Zoe was difficult to coerce into the examination room when it was our turn because of all the exciting new toys in the waiting room, but after being promised stickers she reluctantly followed. I explained in my accented Swedish that we were Danish but that she also spoke English because of her dad and because she is in English speaking Daycare. In fact I was very curious as to how much she was going to understand because it was obvious that the nurse was not about to switch language. Instead she did what many people do when encountering people not fluent in the language spoken: She slowed down and spoke oddly loudly and articulated. To me. And she continued to dumb down each piece of information as we went along, to the effect of me having to do my best to hide my irritation and put on a fake smile. "No we don't do an MMR vaccination at this point *here in Sweden*", she repeated three times after I explained why Zoe was pointing in her arm and saying "stik, stik [poke, poke]". In fact she talked a lot about how things were going on *in Sweden* as if I was fallen down from the sky just minutes earlier.

Meanwhile Zoe did an impressive job at her test. The nurse had a few picture cards and she asked in Swedish Zoe which one you can eat. Zoe quickly pointed at the apple even though eat is a different word in Danish from Swedish. She also pointed at the card with the car when asked which one you can "go/drive with" [åka med], a Swedish expression that is not translatable to neither Danish or English. When she was asked what you can do with a ball, she hesitated and did a throwing motion while mouthing "throw". I could see she knew that word was the wrong one but she couldn't find the Danish/Swedish one. She kept doing the throwing motion and looking at me for hints. I asked her in Danish and that triggered the 'correct' answer: "kaste!", which is luckily the same in Swedish.

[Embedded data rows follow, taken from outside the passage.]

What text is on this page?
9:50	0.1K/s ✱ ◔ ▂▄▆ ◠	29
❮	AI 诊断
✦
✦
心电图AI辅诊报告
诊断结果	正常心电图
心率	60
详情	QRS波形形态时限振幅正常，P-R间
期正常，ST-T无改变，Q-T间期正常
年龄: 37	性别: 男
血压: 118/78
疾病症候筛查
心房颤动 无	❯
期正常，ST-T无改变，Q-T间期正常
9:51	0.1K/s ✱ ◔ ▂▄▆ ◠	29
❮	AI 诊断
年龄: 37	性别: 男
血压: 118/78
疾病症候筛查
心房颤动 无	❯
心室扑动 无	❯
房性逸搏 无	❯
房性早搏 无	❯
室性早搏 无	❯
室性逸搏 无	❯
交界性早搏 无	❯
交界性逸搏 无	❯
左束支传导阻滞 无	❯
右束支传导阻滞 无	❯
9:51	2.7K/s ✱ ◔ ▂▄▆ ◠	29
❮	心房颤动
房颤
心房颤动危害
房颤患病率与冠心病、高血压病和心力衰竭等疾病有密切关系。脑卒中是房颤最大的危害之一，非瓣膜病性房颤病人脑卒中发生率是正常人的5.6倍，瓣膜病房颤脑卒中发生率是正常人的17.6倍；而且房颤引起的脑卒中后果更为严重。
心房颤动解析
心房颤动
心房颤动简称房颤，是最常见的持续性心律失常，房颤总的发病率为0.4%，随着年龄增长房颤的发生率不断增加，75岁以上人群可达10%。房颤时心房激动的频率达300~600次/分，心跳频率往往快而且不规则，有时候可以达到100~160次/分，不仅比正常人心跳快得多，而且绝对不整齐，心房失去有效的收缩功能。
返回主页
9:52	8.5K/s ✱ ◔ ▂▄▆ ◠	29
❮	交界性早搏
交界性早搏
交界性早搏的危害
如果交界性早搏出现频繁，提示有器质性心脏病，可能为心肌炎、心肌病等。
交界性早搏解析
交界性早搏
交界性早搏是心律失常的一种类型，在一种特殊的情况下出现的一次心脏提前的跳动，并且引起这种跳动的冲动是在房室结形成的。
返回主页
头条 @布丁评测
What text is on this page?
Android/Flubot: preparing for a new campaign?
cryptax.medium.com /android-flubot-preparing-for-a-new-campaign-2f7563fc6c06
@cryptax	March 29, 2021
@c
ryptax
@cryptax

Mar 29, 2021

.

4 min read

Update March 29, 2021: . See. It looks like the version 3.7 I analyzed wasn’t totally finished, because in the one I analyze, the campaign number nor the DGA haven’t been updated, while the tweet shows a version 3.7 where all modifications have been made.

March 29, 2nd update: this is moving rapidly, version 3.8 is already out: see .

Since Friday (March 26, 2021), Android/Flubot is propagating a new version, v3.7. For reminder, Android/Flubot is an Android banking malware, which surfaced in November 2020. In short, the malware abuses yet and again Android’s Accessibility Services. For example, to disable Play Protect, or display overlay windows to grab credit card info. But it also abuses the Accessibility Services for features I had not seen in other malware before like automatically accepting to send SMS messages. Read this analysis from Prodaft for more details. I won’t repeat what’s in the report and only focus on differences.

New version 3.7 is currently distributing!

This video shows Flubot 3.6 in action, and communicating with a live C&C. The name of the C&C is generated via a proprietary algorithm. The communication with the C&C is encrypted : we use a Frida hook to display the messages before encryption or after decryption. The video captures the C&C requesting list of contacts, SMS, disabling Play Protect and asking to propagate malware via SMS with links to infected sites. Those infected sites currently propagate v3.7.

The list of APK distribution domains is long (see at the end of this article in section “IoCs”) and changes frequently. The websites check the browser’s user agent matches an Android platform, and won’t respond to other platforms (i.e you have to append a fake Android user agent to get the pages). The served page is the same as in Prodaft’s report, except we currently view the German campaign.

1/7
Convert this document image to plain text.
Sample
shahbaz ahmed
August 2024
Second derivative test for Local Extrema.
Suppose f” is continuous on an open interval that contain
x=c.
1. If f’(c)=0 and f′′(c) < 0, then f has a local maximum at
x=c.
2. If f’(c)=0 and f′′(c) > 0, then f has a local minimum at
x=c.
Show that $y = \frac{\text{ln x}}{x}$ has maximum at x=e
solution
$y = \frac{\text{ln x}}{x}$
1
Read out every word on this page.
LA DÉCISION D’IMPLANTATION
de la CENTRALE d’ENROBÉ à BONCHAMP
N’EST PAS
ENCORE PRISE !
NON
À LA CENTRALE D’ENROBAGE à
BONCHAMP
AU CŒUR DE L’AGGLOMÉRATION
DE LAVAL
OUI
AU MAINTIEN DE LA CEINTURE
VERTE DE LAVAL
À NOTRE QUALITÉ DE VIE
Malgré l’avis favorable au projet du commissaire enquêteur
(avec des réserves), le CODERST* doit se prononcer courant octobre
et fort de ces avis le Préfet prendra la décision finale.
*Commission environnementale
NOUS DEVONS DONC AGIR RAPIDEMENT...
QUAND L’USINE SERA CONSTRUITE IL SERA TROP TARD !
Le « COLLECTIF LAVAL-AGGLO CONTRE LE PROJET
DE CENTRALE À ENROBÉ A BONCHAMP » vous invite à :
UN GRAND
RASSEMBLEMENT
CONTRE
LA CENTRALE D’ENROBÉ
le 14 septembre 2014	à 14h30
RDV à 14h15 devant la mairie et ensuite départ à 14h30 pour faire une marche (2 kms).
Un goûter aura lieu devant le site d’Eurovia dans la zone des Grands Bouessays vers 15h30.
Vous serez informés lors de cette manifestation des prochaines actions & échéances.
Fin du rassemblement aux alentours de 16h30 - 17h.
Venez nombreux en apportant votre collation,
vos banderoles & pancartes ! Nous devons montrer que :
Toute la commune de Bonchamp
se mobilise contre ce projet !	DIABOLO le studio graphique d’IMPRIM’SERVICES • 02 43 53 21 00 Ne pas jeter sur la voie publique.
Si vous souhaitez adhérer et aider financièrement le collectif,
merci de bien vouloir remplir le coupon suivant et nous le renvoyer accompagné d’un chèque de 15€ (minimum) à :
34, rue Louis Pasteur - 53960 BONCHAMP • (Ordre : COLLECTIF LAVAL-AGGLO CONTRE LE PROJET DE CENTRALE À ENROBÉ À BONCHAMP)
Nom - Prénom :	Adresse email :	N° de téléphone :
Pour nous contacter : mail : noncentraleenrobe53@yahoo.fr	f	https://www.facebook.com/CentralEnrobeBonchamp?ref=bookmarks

She was excited to be measured (101 cm) and weighed (15.6 kg) and carefully picked out her sticker afterwards. I laughed when the nurse asked if I had any concerns about her language and tried to joke about how of course I was worried about her actually becoming fluent in all the languages, but the nurse took this concern to be lack of knowledge on my part and resumed to give me a long and slow lecture on the importance of me always speaking Danish to her, and her dad always speaking English (where I again tried to joke that this is the only language he knows, but merely got a snort here) and then she will easily be fluent in all three languages. I wondered how any parent of a three year old trilingual child would never have researched these things and would really consider this information as new and useful at this point. But the nurse probably sees all kinds of people and had a hard time judging education level.

But what really bothered me was the slow, enunciating talk, which I recognize from many other native speakers (of all languages) when talking to people with accents. The division between understanding and the ability to express oneself in a language is often great, particularly for Swedish/Danish. Adjusting the language ends up seeming like they think you are a bit dumb and is deeply frustrating for someone trying to learn a language. But then again, who says I'm trying to learn Swedish.